The government has defended the necessity of fuel and housing levies, aimed at generating an additional 200 billion shillings ($1.4 billion) annually, citing the need to address mounting debt repayments and fund job-creation initiatives.
While churches and civil rights groups have urged President Ruto and opposition leader Raila Odinga to resolve their differences through dialogue and halt the protests, tensions remain high between the two leaders.
President Ruto, last week, firmly declared that the planned protests would not be allowed, but offered no specifics on how he intends to prevent them, which are continually organized by opposition leader Raila Odinga.
Ruto accused Odinga of exploiting economic discontent to further his personal political ambitions. Meanwhile, Odinga, who has been unsuccessful in previous presidential elections, has secured influential positions in the government through deals with those in power following periods of unrest.
The grievances behind the protests are exacerbated by the significant increase in food prices over the last 12 months. Staple foods such as maize, grain, and flour have surged by up to 30%, while rice and potatoes have seen nearly a 20% increase, and sugar costs nearly 60% more.
Despite the mounting economic challenges, the government has implemented various tax measures, temporarily suspended by a court, including doubling the value-added tax on fuel products and introducing a 1.5% housing levy on employees’ salaries, with an equal contribution from employers.

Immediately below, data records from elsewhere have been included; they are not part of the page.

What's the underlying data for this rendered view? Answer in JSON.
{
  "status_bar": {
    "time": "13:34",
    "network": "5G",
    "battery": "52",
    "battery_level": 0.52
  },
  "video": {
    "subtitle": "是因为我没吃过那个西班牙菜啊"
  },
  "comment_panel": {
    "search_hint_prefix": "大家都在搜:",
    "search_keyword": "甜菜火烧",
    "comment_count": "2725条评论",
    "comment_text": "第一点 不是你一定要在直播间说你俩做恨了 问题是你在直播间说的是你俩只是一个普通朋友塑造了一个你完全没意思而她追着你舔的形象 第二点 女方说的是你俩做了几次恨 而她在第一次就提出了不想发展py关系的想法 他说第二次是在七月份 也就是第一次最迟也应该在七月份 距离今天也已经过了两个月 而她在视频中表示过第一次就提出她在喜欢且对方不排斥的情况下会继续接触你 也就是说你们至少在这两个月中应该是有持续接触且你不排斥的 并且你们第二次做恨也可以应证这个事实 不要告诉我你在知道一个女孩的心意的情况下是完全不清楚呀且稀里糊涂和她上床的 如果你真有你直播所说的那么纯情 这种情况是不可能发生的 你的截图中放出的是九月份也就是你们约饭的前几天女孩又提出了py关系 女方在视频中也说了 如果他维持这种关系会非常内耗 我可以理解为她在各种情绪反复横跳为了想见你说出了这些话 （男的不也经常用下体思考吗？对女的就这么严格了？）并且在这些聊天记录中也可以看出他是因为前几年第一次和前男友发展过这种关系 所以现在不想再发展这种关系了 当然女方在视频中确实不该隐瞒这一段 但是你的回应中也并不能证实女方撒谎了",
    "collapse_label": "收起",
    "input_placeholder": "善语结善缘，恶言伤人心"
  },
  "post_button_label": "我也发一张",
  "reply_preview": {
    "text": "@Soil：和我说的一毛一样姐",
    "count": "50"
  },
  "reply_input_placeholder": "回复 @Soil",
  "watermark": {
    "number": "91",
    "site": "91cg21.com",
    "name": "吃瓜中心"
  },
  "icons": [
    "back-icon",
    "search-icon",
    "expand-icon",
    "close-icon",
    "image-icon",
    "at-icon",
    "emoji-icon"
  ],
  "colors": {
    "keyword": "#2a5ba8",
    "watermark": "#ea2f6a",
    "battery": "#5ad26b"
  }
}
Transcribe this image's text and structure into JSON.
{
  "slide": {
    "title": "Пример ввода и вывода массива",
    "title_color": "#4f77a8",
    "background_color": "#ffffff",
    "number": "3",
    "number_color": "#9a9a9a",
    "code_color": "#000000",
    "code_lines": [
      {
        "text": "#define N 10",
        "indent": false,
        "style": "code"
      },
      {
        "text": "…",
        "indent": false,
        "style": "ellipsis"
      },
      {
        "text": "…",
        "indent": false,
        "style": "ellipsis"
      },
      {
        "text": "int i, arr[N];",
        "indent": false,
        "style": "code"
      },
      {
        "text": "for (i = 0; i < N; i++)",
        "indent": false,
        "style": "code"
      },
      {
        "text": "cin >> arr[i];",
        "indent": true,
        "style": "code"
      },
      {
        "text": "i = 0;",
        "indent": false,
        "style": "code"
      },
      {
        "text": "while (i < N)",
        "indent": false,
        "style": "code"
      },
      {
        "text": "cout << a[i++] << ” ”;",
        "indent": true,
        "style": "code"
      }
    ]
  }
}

Kenya’s high debts have become a major concern, and the weakened exchange rate against the US dollar has made debt repayments more burdensome.
Amidst the unrest, there are differing views on the necessity of higher taxes. Some, like accountant Jane Njeri, acknowledge the government’s need for revenue to address the country’s debt situation, but others, like economist Ken Gichinga, emphasize the importance of stimulating private-sector growth rather than relying solely on consumption taxes.
Religious leaders have also joined the conversation, expressing concern over the growing despair among individual Kenyans and urging the president to avoid a path that could lead to further unrest and insurrection.
The situation remains tense, with the public divided on the efficacy of protests as a means of seeking change. Some argue that open dialogue between the delegates and the president could be a more constructive approach to resolving grievances rather than resorting to frequent protests.
As the protests continue, it remains to be seen how President Ruto will respond to the mounting pressure and whether a more inclusive approach to addressing the public’s concerns will be adopted. In the meantime, the situation remains sensitive, with potential implications for the country’s stability and future direction.